Besançon : fissure dans la majorité municipale

Le groupe communiste a désapprouvé le bail avec Engie (ex GDF-Suez) qui pourra construire une chaudière à co-génération sur le site municipal de production de chaleur de Planoise. Il aurait préféré que la ville fasse elle-même l'investissement de 12 millions afin de récupérer le « jack-pot » de la vente d'électricité à EDF. L'exécutif met en avant la baisse de la facture des Planoisiens.

bize-pouget

Que l'opposition vote contre des projets de la majorité, voilà qui n'a rien de surprenant. Il est plus rare que ce soit une composante de la majorité qui s'oppose aux projets de l'exécutif. C'est ce qui est arrivé mercredi 18 janvier au conseil municipal de Besançon. C'est même le fait politique local le plus marquant : les communistes se sont prononcés contre l'implantation d'une chaudière à co-génération sur le site de la chaufferie urbaine de Planoise.

Ils ont également rejeté sa conséquence, un avenant au contrat de délégation de service public. Et contrairement aux dossiers symboliques qui ne coûtent rien, les deux délibérations adoptées par tous les autres groupes ont, pour le PCF, des incidences financière et environnementale.

D'abord, les communistes n'ont pas voté contre le principe du co-générateur, mais contre le fait que ce soit Engie (ex GDF-Suez) qui investisse et non la collectivité, propriétaire de l'ensemble des équipements existants : le Sybert possède l'usine d'incinération des ordures ménagères (UIOM), la ville les sept chaudières fonctionnant aux différentes énergies, dont un petit co-générateur depuis 1996, afin de fournir davantage de chaleur que n'en peut fournir l'UIOM quand la température baisse. « On avait touché le jack-pot avec seulement 2 à 3 MW », nous dira plus tard Christophe Lime. 
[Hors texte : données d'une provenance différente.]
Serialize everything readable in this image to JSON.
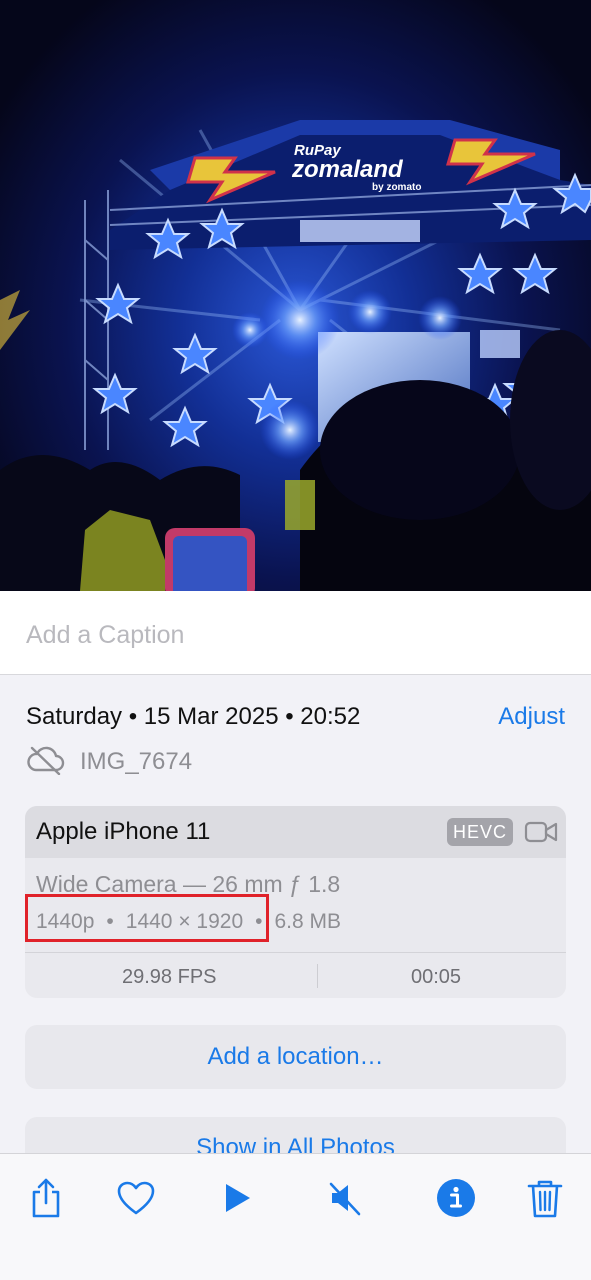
{
  "photo": {
    "stage_brand_top": "RuPay",
    "stage_brand_main": "zomaland",
    "stage_brand_sub": "by zomato"
  },
  "caption": {
    "placeholder": "Add a Caption"
  },
  "info": {
    "date_time": "Saturday • 15 Mar 2025 • 20:52",
    "adjust_label": "Adjust",
    "file_name": "IMG_7674",
    "cloud_icon": "cloud-slash-icon"
  },
  "card": {
    "device": "Apple iPhone 11",
    "format_badge": "HEVC",
    "media_icon": "video-camera-icon",
    "lens": "Wide Camera — 26 mm ƒ 1.8",
    "resolution_label": "1440p",
    "dimensions": "1440 × 1920",
    "file_size": "6.8 MB",
    "fps": "29.98 FPS",
    "duration": "00:05",
    "highlight_color": "#e0222a"
  },
  "actions": {
    "location_label": "Add a location…",
    "all_photos_label": "Show in All Photos"
  },
  "toolbar": {
    "items": [
      "share-icon",
      "heart-icon",
      "play-icon",
      "speaker-muted-icon",
      "info-icon",
      "trash-icon"
    ]
  },
  "colors": {
    "accent": "#1a7ae8",
    "background": "#f2f2f7",
    "secondary_text": "#8e8e93"
  }
}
Des recettes d'électricité
qui échappent à la Ville

Du coup, les recettes de la vente d'électricité à EDF du nouveau co-générateur ne tomberont pas dans les caisses de la ville, mais dans les poches d'Engie. Certes, Engie lui paiera un loyer annuel de 30.000 euros pour occuper les 800 m² de terrain loué pour 18 ans, et versera une redevance fixe de 100.000 euros ainsi qu'une part variable de 495 euros par jour de production, ramenée à 165 euros les deux premiers mois de fonctionnement. L'entreprise sponsorise également les clubs de handball...

Engie a obtenu de la CRE, la commission de régulation de l'énergie, un certificat ouvrant droit à l'obligation d'achat par EDF de 12 MW d'électricité produite par an, mais la contrepartie est aussi d'en produire quand EDF en a besoin. Du coup, la priorité donnée jusque là à la biomasse (le bois) en cas de besoin de davantage de chaleur s'efface. « La cogénération va augmenter de 10% la consommation de gaz sur Besançon, le réseau utilisera 5 à 6% d'énergie renouvelables en moins », nous explique en marge du conseil Christophe Lime (PCF) qui n'a participé ni au débat ni au vote en raison de son travail à EDF.

La fin du charbon,
mais aussi un moindre recours
à la biomasse

Anne Vignot (EELV), qui a présenté le projet à l'assemblée, estime quant à elle que le futur équipement, qui doit produire 17 MW de chaleur, permettra de se passer du charbon qui représente 3% des combustibles utilisés sur le site. En outre, « la solution gaz devra trouver une ressource sur notre territoire avec la méthanisation », assure-t-elle. Cela suppose des projets de méthaniseurs dans le monde agricole... 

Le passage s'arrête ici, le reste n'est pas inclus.